Safety is always an essential consideration in prescribing iron. IV iron may increase oxidative stress and lead to cardiovascular and infectious complications1,5,15. Like the PIVOTAL trial8, our study set a ceiling iron level of > 700 ng/dl of serum ferritin levels or > 40% of TSAT. The PIVOTAL trial did not show an increase in hospitalization, infection rate, and vascular access thrombosis in the higher group16. Still, it did observe higher infection events and hospitalization in patients who were hemodialysed via a catheter17. Our study found slightly higher access thrombosis, and hospitalization but no statistical significance. For the current knowledge, these targets of serum ferritin and TSAT have been proven for infectious safety in clinical trials. Nevertheless, there are some conflicting results from observational studies on whether the IV iron dose is associated with the incidence of infection18,19.

Additionally, the withholding rates in our study were up to 25% and 64% in 100-mg and 200-mg IV iron.
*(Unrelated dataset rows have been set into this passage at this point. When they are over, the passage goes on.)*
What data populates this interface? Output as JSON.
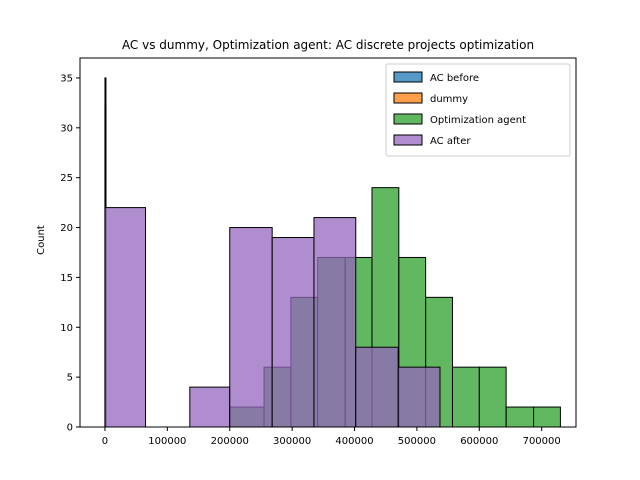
{
  "chart_data": {
    "type": "bar",
    "title": "AC vs dummy, Optimization agent: AC discrete projects optimization",
    "xlabel": "",
    "ylabel": "Count",
    "xlim": [
      -40000,
      755000
    ],
    "ylim": [
      0,
      37
    ],
    "x_ticks": [
      0,
      100000,
      200000,
      300000,
      400000,
      500000,
      600000,
      700000
    ],
    "x_tick_labels": [
      "0",
      "100000",
      "200000",
      "300000",
      "400000",
      "500000",
      "600000",
      "700000"
    ],
    "y_ticks": [
      0,
      5,
      10,
      15,
      20,
      25,
      30,
      35
    ],
    "y_tick_labels": [
      "0",
      "5",
      "10",
      "15",
      "20",
      "25",
      "30",
      "35"
    ],
    "grid": false,
    "legend_position": "top-right",
    "series": [
      {
        "name": "AC before",
        "color": "#1f77b4",
        "bins": [
          {
            "x0": 0,
            "x1": 600,
            "count": 35
          }
        ]
      },
      {
        "name": "dummy",
        "color": "#ff7f0e",
        "bins": [
          {
            "x0": 0,
            "x1": 600,
            "count": 32
          }
        ]
      },
      {
        "name": "Optimization agent",
        "color": "#2ca02c",
        "bins": [
          {
            "x0": 200000,
            "x1": 255000,
            "count": 2
          },
          {
            "x0": 255000,
            "x1": 298000,
            "count": 6
          },
          {
            "x0": 298000,
            "x1": 341000,
            "count": 13
          },
          {
            "x0": 341000,
            "x1": 385000,
            "count": 17
          },
          {
            "x0": 385000,
            "x1": 428000,
            "count": 17
          },
          {
            "x0": 428000,
            "x1": 471000,
            "count": 24
          },
          {
            "x0": 471000,
            "x1": 514000,
            "count": 17
          },
          {
            "x0": 514000,
            "x1": 557000,
            "count": 13
          },
          {
            "x0": 557000,
            "x1": 600000,
            "count": 6
          },
          {
            "x0": 600000,
            "x1": 643000,
            "count": 6
          },
          {
            "x0": 643000,
            "x1": 687000,
            "count": 2
          },
          {
            "x0": 687000,
            "x1": 730000,
            "count": 2
          }
        ]
      },
      {
        "name": "AC after",
        "color": "#9467bd",
        "bins": [
          {
            "x0": 0,
            "x1": 65000,
            "count": 22
          },
          {
            "x0": 65000,
            "x1": 136000,
            "count": 0
          },
          {
            "x0": 136000,
            "x1": 200000,
            "count": 4
          },
          {
            "x0": 200000,
            "x1": 268000,
            "count": 20
          },
          {
            "x0": 268000,
            "x1": 335000,
            "count": 19
          },
          {
            "x0": 335000,
            "x1": 402000,
            "count": 21
          },
          {
            "x0": 402000,
            "x1": 470000,
            "count": 8
          },
          {
            "x0": 470000,
            "x1": 537000,
            "count": 6
          }
        ]
      }
    ]
  }
}
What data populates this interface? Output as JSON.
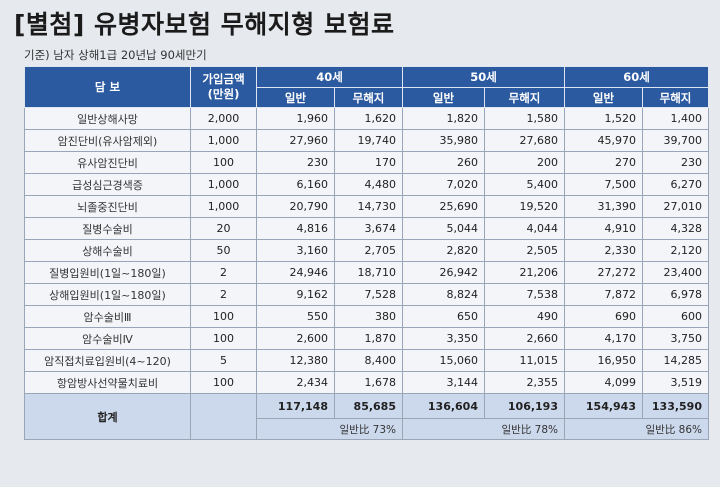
{
  "title": "[별첨] 유병자보험 무해지형 보험료",
  "subtitle": "기준) 남자 상해1급 20년납 90세만기",
  "headers": {
    "coverage": "담 보",
    "amount": "가입금액\n(만원)",
    "ages": [
      "40세",
      "50세",
      "60세"
    ],
    "general": "일반",
    "nonrefund": "무해지"
  },
  "rows": [
    {
      "name": "일반상해사망",
      "amount": "2,000",
      "v": [
        "1,960",
        "1,620",
        "1,820",
        "1,580",
        "1,520",
        "1,400"
      ]
    },
    {
      "name": "암진단비(유사암제외)",
      "amount": "1,000",
      "v": [
        "27,960",
        "19,740",
        "35,980",
        "27,680",
        "45,970",
        "39,700"
      ]
    },
    {
      "name": "유사암진단비",
      "amount": "100",
      "v": [
        "230",
        "170",
        "260",
        "200",
        "270",
        "230"
      ]
    },
    {
      "name": "급성심근경색증",
      "amount": "1,000",
      "v": [
        "6,160",
        "4,480",
        "7,020",
        "5,400",
        "7,500",
        "6,270"
      ]
    },
    {
      "name": "뇌졸중진단비",
      "amount": "1,000",
      "v": [
        "20,790",
        "14,730",
        "25,690",
        "19,520",
        "31,390",
        "27,010"
      ]
    },
    {
      "name": "질병수술비",
      "amount": "20",
      "v": [
        "4,816",
        "3,674",
        "5,044",
        "4,044",
        "4,910",
        "4,328"
      ]
    },
    {
      "name": "상해수술비",
      "amount": "50",
      "v": [
        "3,160",
        "2,705",
        "2,820",
        "2,505",
        "2,330",
        "2,120"
      ]
    },
    {
      "name": "질병입원비(1일~180일)",
      "amount": "2",
      "v": [
        "24,946",
        "18,710",
        "26,942",
        "21,206",
        "27,272",
        "23,400"
      ]
    },
    {
      "name": "상해입원비(1일~180일)",
      "amount": "2",
      "v": [
        "9,162",
        "7,528",
        "8,824",
        "7,538",
        "7,872",
        "6,978"
      ]
    },
    {
      "name": "암수술비Ⅲ",
      "amount": "100",
      "v": [
        "550",
        "380",
        "650",
        "490",
        "690",
        "600"
      ]
    },
    {
      "name": "암수술비Ⅳ",
      "amount": "100",
      "v": [
        "2,600",
        "1,870",
        "3,350",
        "2,660",
        "4,170",
        "3,750"
      ]
    },
    {
      "name": "암직접치료입원비(4~120)",
      "amount": "5",
      "v": [
        "12,380",
        "8,400",
        "15,060",
        "11,015",
        "16,950",
        "14,285"
      ]
    },
    {
      "name": "항암방사선약물치료비",
      "amount": "100",
      "v": [
        "2,434",
        "1,678",
        "3,144",
        "2,355",
        "4,099",
        "3,519"
      ]
    }
  ],
  "total": {
    "label": "합계",
    "v": [
      "117,148",
      "85,685",
      "136,604",
      "106,193",
      "154,943",
      "133,590"
    ],
    "ratios": [
      "일반比 73%",
      "일반比 78%",
      "일반比 86%"
    ]
  }
}
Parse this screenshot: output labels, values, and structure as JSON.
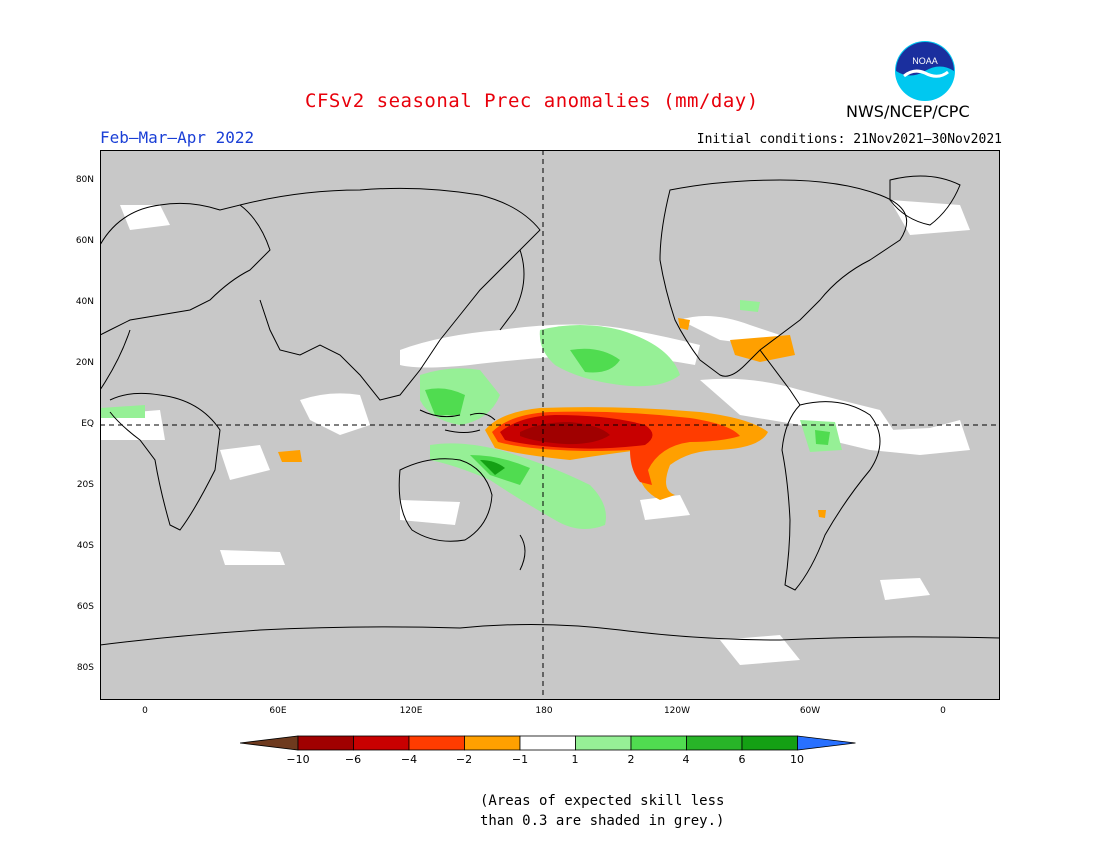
{
  "header": {
    "title": "CFSv2 seasonal Prec anomalies (mm/day)",
    "period": "Feb–Mar–Apr 2022",
    "initial_conditions": "Initial conditions: 21Nov2021–30Nov2021",
    "agency": "NWS/NCEP/CPC",
    "logo_text": "NOAA"
  },
  "map": {
    "lat_labels": [
      "80N",
      "60N",
      "40N",
      "20N",
      "EQ",
      "20S",
      "40S",
      "60S",
      "80S"
    ],
    "lon_labels": [
      "0",
      "60E",
      "120E",
      "180",
      "120W",
      "60W",
      "0"
    ],
    "colors": {
      "ocean_grey": "#c8c8c8",
      "land_grey": "#c8c8c8",
      "dark_red": "#b40000",
      "red": "#e81400",
      "orange_red": "#ff3c00",
      "orange": "#ffa000",
      "light_green": "#96f096",
      "green": "#50dc50",
      "dark_green": "#14a014"
    }
  },
  "colorbar": {
    "labels": [
      "−10",
      "−6",
      "−4",
      "−2",
      "−1",
      "1",
      "2",
      "4",
      "6",
      "10"
    ],
    "colors": [
      "#6e3a1e",
      "#a00000",
      "#c80000",
      "#ff3c00",
      "#ffa000",
      "#ffffff",
      "#96f096",
      "#50dc50",
      "#28b428",
      "#14a014",
      "#2870ff"
    ]
  },
  "footnote": {
    "line1": "(Areas of expected skill less",
    "line2": "than 0.3 are shaded in grey.)"
  }
}
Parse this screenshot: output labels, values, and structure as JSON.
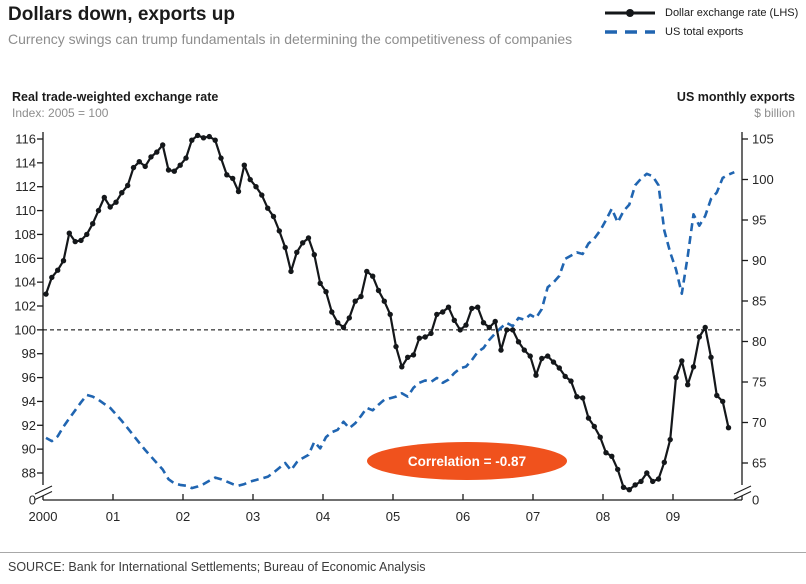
{
  "title": "Dollars down, exports up",
  "subtitle": "Currency swings can trump fundamentals in determining the competitiveness of companies",
  "legend": {
    "items": [
      {
        "label": "Dollar exchange rate (LHS)",
        "series": "dollar"
      },
      {
        "label": "US total exports",
        "series": "exports"
      }
    ]
  },
  "left_axis": {
    "title": "Real trade-weighted exchange rate",
    "subtitle": "Index: 2005 = 100"
  },
  "right_axis": {
    "title": "US monthly exports",
    "subtitle": "$ billion"
  },
  "footer": {
    "source": "SOURCE: Bank for International Settlements; Bureau of Economic Analysis"
  },
  "colors": {
    "dollar": "#14171a",
    "exports": "#2065b1",
    "annotation": "#f0521d",
    "grey_text": "#8d8d8d",
    "tick_text": "#262626"
  },
  "chart_data": {
    "type": "line",
    "title": "Dollars down, exports up",
    "x_unit": "month",
    "x_start": "2000-01",
    "x_tick_labels": [
      "2000",
      "01",
      "02",
      "03",
      "04",
      "05",
      "06",
      "07",
      "08",
      "09"
    ],
    "left_axis": {
      "label": "Real trade-weighted exchange rate (Index: 2005 = 100)",
      "ticks": [
        116,
        114,
        112,
        110,
        108,
        106,
        104,
        102,
        100,
        98,
        96,
        94,
        92,
        90,
        88
      ],
      "zero_label": "0",
      "axis_break": true,
      "range": [
        88,
        116
      ]
    },
    "right_axis": {
      "label": "US monthly exports ($ billion)",
      "ticks": [
        105,
        100,
        95,
        90,
        85,
        80,
        75,
        70,
        65
      ],
      "zero_label": "0",
      "axis_break": true,
      "range": [
        65,
        105
      ]
    },
    "reference_line": {
      "axis": "left",
      "value": 100,
      "style": "dashed"
    },
    "annotation": {
      "label": "Correlation = -0.87",
      "shape": "ellipse"
    },
    "legend_position": "top-right",
    "grid": false,
    "series": [
      {
        "name": "Dollar exchange rate (LHS)",
        "axis": "left",
        "style": "solid-with-markers",
        "color": "#14171a",
        "values": [
          103.0,
          104.4,
          105.0,
          105.8,
          108.1,
          107.4,
          107.5,
          108.0,
          108.9,
          110.0,
          111.1,
          110.3,
          110.7,
          111.5,
          112.1,
          113.6,
          114.1,
          113.7,
          114.5,
          114.9,
          115.5,
          113.4,
          113.3,
          113.8,
          114.4,
          115.9,
          116.3,
          116.1,
          116.2,
          115.9,
          114.4,
          113.0,
          112.7,
          111.6,
          113.8,
          112.6,
          112.0,
          111.3,
          110.2,
          109.5,
          108.3,
          106.9,
          104.9,
          106.5,
          107.3,
          107.7,
          106.3,
          103.9,
          103.2,
          101.5,
          100.6,
          100.2,
          101.0,
          102.4,
          102.8,
          104.9,
          104.5,
          103.3,
          102.4,
          101.3,
          98.6,
          96.9,
          97.7,
          97.9,
          99.3,
          99.4,
          99.7,
          101.3,
          101.5,
          101.9,
          100.8,
          100.0,
          100.4,
          101.8,
          101.9,
          100.6,
          100.2,
          100.7,
          98.3,
          100.0,
          100.0,
          99.0,
          98.3,
          97.8,
          96.2,
          97.6,
          97.8,
          97.3,
          96.8,
          96.1,
          95.7,
          94.4,
          94.3,
          92.6,
          91.9,
          91.0,
          89.7,
          89.4,
          88.3,
          86.8,
          86.6,
          87.0,
          87.3,
          88.0,
          87.3,
          87.5,
          88.9,
          90.8,
          96.0,
          97.4,
          95.4,
          96.9,
          99.4,
          100.2,
          97.7,
          94.5,
          94.0,
          91.8
        ]
      },
      {
        "name": "US total exports",
        "axis": "right",
        "style": "dashed",
        "color": "#2065b1",
        "values": [
          68.1,
          67.7,
          68.3,
          69.5,
          70.5,
          71.5,
          72.5,
          73.4,
          73.2,
          72.8,
          72.3,
          71.8,
          71.0,
          70.2,
          69.3,
          68.4,
          67.5,
          66.6,
          65.8,
          65.0,
          64.2,
          63.0,
          62.5,
          62.3,
          62.2,
          61.9,
          62.1,
          62.4,
          62.8,
          63.2,
          63.0,
          62.7,
          62.4,
          62.2,
          62.4,
          62.7,
          62.9,
          63.1,
          63.3,
          63.8,
          64.4,
          65.0,
          64.1,
          65.1,
          65.6,
          66.0,
          67.6,
          66.8,
          68.2,
          68.8,
          69.1,
          70.1,
          69.3,
          69.9,
          70.8,
          71.8,
          71.5,
          72.2,
          72.8,
          73.0,
          73.2,
          73.6,
          73.2,
          74.3,
          74.9,
          75.2,
          75.0,
          75.5,
          74.9,
          75.3,
          76.1,
          76.7,
          76.9,
          77.7,
          78.7,
          79.2,
          80.2,
          81.0,
          81.7,
          82.3,
          81.9,
          82.9,
          82.7,
          83.3,
          82.9,
          84.0,
          86.7,
          87.3,
          88.1,
          90.2,
          90.6,
          91.0,
          90.8,
          92.1,
          92.7,
          93.7,
          95.0,
          96.4,
          94.7,
          96.1,
          96.9,
          99.3,
          100.1,
          100.7,
          100.4,
          99.3,
          93.7,
          91.0,
          88.9,
          85.9,
          90.5,
          95.7,
          94.3,
          95.5,
          97.6,
          98.4,
          100.2,
          100.6,
          100.9
        ]
      }
    ]
  }
}
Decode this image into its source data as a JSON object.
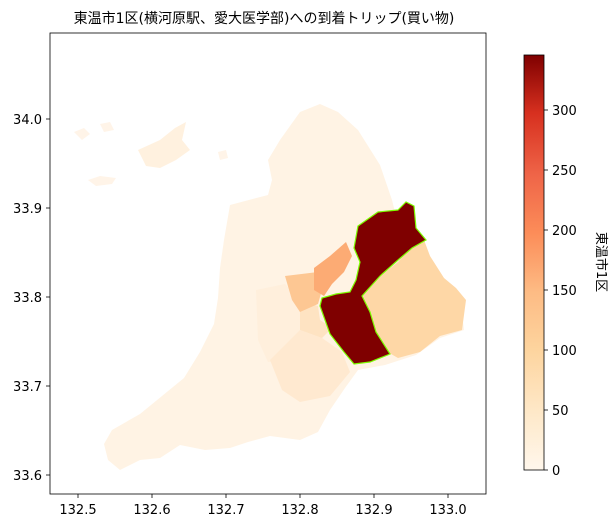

After performing subgroup analysis, baseline ferritin ≥ 364 ng/dl was significantly associated with withholding event. Therefore, in patients with high baseline ferritin levels, we suggest trying 100-mg IV iron first and promptly increasing the dose if the ferritin level does not increase appropriately. This may be less risky than starting with a fixed dose of 200 mg.

To our knowledge, this is the first clinical trial of fixed-dose protocol maintenance IV iron. The strength of our study was a randomized, double-blinded, controlled trial, which minimized confounding and other bias relatively well. Secondly, our iron protocol was simple and easy to comply with. However, there were many limitations. First, this study was conducted at a single center, affecting generalizability. Second, the study population was relatively small, and our follow-up period was limited to 12 months. We cannot conclude the impact of the protocol on cardiovascular outcomes and critical adverse events, such as thrombosis and infection. Third, the actual monthly doses (174 and 116 mg) were different from the protocol because of the high withholding rate in the 200-mg group and the high rate of IDA in the 100-mg group, representing that fixed-dose is not fit for all patients. Fourth, clinicians could recognize when rescue iron therapy or withholding events occurred so that ESA dose adjustment may be affected.

A maintenance IV iron regimen of 200 mg per month was more effective than the 100-mg dose to minimize ESA doses in hemodialysis patients. Nonetheless, the iron withholding rate was higher. The stepping-up protocol may be an appropriate option in patients with high baseline ferritin if within safety parameters.